Thursday, May 7, 2020


As Christians, we believe in the promise of redemption. Not only in the promise of it, but in the reality of it ongoing right now in front of us. If the only evidence we had for the restorative power of Christ was our own life, it would still be overwhelmingly enough. 

Where things start to get sticky is when we start talking about what we're willing to embrace of this world. On one hand, we know that everything can (and will) be claimed and redeemed by Christ. On the other hand, does that make all things good for His people? Or not even good...can we even call them neutral?

Paul faced this sort of dilemma, as did Peter. What do we eat? Can we eat only kosher foods? With whom do we fellowship? They were facing a lot of pressure from Jews and young Christians alike to figure out what the "rules" of this new faith were, how to keep it pure. The guidance they received from the Lord, as I've written about before, always pointed them to love of neighbor. Love is the highest law. So you can't let artificial categories about things God is going to redeem get in the way of a real, potentially redemptive, relationship you're forming with your neighbors, or even your brothers and sisters.

This is all well and good, but not all of the things we have to make decisions about are nestled into relationship. In our world, we're being asked to make decisions about ideas themselves, ideas that we might adopt for ourselves or apply for our own use. There's no one standing on the other side of them saying this is the line where our love lives; it's just us, trying to figure out how to interact with the world. 

Knowing God can redeem all things, how much do we engage with the unredeemed? Do we try to claim it for God? Can it ever be claimed so thoroughly here that its old connotations don't matter any more? 

I've been thinking about this for several weeks. It may seem silly, but here's why: one of the local news stations has been broadcasting commercial-sized (30-second?) series' of images of nature and beauty and laughter and so-called simple things in life. Which is great. But then, they call it "A Moment of Zen." 

That's a little stickier.

Zen is not a Christian idea. It's actually a religious idea that comes out of Buddhism. The idea of zen is getting you to connect with what is actually true, an 'ultimate reality,' by connecting more deeply with a transcending present reality, the kind of stuff that exists all around you that you're prone to take for granted or not even notice at all. In other words, focusing on a flower reminds you of the overarching oneness of all the universe. It's important also to notice that in times like this, Buddhism calls its followers to empty themselves. Christianity, on the other hand, always calls us to fullness. 

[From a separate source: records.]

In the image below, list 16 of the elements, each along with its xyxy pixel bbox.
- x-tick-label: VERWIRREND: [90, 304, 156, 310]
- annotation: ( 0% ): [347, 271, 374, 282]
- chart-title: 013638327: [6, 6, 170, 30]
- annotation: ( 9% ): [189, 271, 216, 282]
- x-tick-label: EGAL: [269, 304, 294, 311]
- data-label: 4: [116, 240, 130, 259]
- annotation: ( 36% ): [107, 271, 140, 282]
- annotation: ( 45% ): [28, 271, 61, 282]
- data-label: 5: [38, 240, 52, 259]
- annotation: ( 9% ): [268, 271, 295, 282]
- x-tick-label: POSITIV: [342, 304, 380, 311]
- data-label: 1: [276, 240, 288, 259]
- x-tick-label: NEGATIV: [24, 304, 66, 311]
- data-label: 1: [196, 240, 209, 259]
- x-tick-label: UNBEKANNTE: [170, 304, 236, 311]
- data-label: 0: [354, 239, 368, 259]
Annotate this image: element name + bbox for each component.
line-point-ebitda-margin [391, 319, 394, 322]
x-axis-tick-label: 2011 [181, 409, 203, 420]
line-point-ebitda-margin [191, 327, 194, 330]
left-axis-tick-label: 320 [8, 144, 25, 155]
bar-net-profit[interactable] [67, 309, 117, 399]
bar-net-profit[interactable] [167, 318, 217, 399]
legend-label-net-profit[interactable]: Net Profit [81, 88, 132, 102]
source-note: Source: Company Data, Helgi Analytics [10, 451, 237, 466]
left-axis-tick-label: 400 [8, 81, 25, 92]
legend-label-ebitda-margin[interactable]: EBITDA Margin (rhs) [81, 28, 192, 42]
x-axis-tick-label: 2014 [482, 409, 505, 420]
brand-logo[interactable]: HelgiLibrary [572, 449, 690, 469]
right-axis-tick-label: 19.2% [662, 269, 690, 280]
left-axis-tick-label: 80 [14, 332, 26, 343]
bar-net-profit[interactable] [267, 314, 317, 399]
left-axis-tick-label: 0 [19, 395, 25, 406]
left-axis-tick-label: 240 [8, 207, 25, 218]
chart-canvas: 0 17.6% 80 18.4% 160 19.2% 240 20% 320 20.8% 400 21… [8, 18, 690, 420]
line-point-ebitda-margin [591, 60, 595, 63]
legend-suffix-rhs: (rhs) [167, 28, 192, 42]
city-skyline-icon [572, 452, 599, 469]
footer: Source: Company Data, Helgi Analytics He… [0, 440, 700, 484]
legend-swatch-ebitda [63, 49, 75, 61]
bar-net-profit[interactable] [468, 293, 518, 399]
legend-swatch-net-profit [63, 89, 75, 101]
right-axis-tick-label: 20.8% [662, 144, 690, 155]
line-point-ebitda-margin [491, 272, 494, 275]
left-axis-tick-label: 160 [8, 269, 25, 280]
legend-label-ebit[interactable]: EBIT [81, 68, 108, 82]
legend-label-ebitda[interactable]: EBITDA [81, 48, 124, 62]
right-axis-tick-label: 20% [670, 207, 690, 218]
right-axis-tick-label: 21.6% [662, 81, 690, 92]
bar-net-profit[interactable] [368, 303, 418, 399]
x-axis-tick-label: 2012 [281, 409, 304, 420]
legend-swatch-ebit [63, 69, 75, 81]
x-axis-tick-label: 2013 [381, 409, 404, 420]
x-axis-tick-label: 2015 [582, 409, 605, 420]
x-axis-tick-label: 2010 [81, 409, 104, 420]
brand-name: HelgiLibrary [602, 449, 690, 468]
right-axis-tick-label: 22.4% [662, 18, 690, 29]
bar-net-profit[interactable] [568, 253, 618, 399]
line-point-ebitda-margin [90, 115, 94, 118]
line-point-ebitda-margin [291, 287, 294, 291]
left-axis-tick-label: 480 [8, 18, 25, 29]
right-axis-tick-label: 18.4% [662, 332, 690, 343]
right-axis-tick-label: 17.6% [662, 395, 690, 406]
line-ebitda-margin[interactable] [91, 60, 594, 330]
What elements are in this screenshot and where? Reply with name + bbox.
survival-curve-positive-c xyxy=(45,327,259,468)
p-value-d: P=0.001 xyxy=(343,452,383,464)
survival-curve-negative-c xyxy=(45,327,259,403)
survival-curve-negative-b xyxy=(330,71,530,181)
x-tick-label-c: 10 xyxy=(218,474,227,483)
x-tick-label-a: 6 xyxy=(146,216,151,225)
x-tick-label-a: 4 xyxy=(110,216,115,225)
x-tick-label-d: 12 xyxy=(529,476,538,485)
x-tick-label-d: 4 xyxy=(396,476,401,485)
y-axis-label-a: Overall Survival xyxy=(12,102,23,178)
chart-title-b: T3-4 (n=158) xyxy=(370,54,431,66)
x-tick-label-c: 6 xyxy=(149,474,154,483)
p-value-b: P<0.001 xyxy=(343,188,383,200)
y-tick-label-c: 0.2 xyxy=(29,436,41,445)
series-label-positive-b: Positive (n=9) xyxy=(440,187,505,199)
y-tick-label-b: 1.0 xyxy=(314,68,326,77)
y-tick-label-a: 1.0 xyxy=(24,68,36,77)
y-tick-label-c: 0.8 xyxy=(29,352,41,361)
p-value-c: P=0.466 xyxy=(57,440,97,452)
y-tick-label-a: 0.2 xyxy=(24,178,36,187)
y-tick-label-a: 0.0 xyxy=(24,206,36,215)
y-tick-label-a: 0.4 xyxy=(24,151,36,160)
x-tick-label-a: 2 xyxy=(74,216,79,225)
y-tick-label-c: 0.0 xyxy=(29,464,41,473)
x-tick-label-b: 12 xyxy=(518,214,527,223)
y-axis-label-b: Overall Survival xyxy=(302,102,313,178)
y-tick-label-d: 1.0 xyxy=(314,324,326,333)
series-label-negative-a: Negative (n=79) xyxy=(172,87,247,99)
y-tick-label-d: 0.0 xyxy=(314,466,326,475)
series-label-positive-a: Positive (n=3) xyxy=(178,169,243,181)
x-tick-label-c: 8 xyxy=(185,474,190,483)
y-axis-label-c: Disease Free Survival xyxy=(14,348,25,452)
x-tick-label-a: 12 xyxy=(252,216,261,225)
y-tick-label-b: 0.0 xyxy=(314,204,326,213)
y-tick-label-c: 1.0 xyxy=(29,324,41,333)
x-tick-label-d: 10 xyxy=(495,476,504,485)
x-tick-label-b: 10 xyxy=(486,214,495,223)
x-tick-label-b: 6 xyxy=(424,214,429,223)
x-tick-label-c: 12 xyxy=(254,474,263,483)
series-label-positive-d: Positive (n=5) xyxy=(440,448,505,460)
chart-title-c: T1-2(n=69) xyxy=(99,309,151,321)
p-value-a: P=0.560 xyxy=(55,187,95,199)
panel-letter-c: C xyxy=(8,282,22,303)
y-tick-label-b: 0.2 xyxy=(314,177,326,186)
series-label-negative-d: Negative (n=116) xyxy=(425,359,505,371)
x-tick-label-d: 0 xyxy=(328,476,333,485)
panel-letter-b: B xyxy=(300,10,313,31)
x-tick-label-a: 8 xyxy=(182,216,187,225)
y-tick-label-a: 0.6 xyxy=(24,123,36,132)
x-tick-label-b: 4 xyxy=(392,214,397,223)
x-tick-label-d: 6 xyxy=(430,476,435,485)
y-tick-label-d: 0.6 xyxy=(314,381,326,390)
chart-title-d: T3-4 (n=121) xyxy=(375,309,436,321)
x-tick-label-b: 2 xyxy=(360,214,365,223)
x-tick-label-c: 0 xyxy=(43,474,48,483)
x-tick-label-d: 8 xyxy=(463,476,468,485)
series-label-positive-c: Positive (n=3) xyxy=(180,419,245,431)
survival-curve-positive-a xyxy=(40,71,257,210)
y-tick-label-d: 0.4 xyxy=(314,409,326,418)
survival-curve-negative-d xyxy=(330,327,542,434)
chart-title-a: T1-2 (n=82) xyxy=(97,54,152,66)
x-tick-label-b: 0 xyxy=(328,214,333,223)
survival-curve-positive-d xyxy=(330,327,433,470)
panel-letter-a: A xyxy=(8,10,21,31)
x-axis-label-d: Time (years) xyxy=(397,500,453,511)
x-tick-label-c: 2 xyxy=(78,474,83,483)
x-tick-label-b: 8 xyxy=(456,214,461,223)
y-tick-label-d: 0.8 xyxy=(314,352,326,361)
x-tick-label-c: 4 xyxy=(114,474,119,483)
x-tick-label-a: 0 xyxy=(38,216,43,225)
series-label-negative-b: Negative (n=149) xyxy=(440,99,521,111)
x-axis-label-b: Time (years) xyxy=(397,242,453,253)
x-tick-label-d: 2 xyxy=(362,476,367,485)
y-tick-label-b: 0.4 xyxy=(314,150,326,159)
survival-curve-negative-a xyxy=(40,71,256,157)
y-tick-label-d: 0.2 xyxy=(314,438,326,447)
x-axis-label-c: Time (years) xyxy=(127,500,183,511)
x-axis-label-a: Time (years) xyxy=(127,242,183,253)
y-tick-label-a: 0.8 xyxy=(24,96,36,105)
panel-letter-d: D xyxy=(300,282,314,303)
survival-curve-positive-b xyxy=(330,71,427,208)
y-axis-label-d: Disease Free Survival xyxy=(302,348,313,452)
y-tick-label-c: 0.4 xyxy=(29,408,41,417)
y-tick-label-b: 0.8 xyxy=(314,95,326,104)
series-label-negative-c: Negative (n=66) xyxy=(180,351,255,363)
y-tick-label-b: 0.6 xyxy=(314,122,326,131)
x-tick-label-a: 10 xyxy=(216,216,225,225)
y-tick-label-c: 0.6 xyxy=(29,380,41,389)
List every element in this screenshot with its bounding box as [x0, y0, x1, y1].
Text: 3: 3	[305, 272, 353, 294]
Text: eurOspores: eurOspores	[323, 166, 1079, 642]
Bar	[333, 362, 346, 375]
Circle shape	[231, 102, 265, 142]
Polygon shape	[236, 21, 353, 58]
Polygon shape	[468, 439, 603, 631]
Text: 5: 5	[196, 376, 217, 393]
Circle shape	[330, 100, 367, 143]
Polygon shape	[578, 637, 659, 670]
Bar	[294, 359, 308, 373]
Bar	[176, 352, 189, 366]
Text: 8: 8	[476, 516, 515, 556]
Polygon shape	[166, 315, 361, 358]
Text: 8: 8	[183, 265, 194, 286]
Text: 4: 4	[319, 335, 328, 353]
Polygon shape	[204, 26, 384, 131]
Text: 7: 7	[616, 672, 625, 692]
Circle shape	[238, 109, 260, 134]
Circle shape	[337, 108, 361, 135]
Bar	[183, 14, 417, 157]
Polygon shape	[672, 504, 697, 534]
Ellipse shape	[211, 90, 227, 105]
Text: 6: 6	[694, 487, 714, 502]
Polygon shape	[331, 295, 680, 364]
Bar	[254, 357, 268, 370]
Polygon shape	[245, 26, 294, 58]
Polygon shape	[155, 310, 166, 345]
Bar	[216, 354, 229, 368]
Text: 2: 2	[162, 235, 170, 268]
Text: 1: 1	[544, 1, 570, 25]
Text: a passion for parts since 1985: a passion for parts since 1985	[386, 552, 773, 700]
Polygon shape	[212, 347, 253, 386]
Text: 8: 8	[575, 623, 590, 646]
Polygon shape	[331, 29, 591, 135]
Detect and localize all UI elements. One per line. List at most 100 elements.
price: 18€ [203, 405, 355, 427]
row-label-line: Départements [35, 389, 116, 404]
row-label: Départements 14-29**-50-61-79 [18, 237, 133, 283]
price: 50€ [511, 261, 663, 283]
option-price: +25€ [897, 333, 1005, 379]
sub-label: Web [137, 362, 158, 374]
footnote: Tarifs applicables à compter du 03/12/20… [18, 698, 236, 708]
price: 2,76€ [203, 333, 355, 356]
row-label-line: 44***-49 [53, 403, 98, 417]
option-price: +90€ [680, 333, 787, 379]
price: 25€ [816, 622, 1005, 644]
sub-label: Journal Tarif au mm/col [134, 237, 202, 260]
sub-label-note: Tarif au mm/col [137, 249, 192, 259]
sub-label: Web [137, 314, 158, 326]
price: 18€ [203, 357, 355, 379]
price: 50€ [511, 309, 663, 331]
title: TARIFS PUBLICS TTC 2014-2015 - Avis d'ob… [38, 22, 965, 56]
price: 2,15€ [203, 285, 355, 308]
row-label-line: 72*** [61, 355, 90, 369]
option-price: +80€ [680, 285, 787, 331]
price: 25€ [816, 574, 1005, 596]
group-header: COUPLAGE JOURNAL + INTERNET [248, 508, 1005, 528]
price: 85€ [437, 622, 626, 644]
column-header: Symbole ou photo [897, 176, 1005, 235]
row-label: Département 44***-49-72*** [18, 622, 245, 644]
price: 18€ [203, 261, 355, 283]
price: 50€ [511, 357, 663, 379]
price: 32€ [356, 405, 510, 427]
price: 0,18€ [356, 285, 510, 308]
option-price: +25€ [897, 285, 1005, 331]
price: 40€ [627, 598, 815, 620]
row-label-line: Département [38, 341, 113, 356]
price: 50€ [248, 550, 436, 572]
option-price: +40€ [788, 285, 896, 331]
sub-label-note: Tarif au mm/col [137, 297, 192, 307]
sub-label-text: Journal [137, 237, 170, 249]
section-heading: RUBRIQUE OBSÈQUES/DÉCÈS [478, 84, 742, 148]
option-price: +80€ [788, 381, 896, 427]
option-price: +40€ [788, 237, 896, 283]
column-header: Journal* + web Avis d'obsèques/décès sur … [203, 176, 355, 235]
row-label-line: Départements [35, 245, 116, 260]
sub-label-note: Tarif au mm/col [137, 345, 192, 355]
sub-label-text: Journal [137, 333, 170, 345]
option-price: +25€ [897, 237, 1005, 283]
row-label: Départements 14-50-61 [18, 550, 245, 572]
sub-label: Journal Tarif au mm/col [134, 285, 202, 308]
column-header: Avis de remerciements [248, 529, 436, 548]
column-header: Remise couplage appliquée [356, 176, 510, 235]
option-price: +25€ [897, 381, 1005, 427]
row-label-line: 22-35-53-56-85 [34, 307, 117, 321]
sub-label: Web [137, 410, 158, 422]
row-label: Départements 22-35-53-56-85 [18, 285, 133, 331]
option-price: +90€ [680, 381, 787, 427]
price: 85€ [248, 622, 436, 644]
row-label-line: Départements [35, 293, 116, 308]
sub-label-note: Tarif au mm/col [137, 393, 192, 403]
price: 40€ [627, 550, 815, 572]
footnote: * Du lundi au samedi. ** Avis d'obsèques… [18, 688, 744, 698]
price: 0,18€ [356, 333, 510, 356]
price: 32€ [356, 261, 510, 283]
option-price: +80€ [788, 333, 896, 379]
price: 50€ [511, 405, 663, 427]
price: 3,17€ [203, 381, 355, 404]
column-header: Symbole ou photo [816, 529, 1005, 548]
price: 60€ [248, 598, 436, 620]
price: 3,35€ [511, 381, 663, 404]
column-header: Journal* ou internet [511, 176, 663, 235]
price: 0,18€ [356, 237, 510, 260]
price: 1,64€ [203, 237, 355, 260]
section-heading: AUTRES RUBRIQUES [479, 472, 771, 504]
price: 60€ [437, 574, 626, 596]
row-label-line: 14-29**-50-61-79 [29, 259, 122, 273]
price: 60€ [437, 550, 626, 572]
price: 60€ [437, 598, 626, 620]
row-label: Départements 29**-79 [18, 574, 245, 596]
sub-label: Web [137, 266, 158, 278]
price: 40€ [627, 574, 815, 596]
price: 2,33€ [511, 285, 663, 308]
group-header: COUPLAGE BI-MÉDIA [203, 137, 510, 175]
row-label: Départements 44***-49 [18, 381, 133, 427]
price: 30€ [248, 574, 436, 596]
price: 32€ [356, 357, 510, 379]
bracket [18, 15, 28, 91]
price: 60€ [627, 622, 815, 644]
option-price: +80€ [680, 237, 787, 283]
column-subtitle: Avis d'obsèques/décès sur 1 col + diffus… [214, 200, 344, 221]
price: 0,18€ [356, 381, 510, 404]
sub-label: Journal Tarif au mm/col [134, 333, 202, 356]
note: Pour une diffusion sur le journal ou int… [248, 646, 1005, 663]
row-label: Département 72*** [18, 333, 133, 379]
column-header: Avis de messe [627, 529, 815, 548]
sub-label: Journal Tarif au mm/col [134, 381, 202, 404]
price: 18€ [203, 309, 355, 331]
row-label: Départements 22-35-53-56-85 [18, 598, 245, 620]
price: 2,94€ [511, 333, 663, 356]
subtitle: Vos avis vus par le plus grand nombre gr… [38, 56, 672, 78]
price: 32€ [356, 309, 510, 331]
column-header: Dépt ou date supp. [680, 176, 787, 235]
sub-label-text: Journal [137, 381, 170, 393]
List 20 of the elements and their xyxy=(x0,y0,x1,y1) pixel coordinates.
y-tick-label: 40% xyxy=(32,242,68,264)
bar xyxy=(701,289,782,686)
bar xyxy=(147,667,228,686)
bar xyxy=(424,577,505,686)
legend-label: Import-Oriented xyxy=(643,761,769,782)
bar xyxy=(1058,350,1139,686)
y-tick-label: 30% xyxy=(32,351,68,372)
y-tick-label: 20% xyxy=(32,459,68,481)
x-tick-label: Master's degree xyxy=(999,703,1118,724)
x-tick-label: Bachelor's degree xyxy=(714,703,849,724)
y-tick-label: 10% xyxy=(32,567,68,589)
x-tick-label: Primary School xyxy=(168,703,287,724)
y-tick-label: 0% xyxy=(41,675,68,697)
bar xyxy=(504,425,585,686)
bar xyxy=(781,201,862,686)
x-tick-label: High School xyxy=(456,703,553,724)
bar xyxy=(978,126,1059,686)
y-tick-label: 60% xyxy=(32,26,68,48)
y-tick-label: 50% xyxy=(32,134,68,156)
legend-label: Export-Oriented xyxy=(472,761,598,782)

Now, our culture has so claimed the idea of zen as just beauty and goodness and simplicity that most wouldn't even notice this. It may seem cheesy, but most would not consider it to present any sort of theological issue. Like a decade or two ago when everyone started to decorate their homes with 'feng shui' - they didn't do it for worship, but just for a pleasing design. Or in the past decade or so as our culture has embraced yoga - again, not considering it an act of worship, but a physical exercise for the wellness of the body. 

The question is - when our culture has adopted these things so thoroughly, does it remove for us the theological implications of that thing? Can we have zen? Should we? Can we do yoga? Should we move our furniture around and put it in feng shui? We know that God can (and will) redeem all things, but will these things defile us if we adopt them for ourselves? 

Again, notice the difference between these ideas and the questions Paul and Peter and the early apostles were asking. There's no relationship here. Zen is a solitary practice. You can do yoga in your own living room. You're the only one who knows the feng shui of your house. It's not like you're putting a friendship on the line by wrestling with these ideas. So...should we take them for ourselves? Can we separate them from their roots in other religions? Can we separate them from their worship of other gods? 

We want to say yes. We really do. We want to believe that we're above temptation, that we are sophisticated enough to throw out the bath water and keep the baby. But the truth is, it's just not that easy. 

When we're confronted with something like a "moment of zen," most of us will use that opportunity to empty ourselves. We'll take a moment and try to think of nothing at all. To settle into just a little space to breathe. That's what zen is. And it's exactly the opposite of what God asks of us. The Christian act of meditation is about being poured into; it's the act of service that is pouring ourselves out. Zen turns that on its head, and the ease with which we buy into what zen is promising is downright scary. 

And then, the world tells us that it doesn't really matter. It's not really that big of a deal. It's actually healthy for us. Good for our mental well-being. Good for our soul. Ah, there's that word again - soul. The world will tell us that ideas that transform our worship away from what God has prescribed for it are good for our soul, and we will believe it because they said that word. Soul. God gave us a soul, so anything that's good for it must be good for us, right? Because culture has co-opted it, has Christ redeemed it? Is the idea clean enough from its worship of other gods that we can engage it without trouble? Can it be?

It's complicated. 

Should we have a moment of zen? Should we let our local broadcasters push a specifically religious idea? That actually raises an entirely new question, so we should probably look at that tomorrow.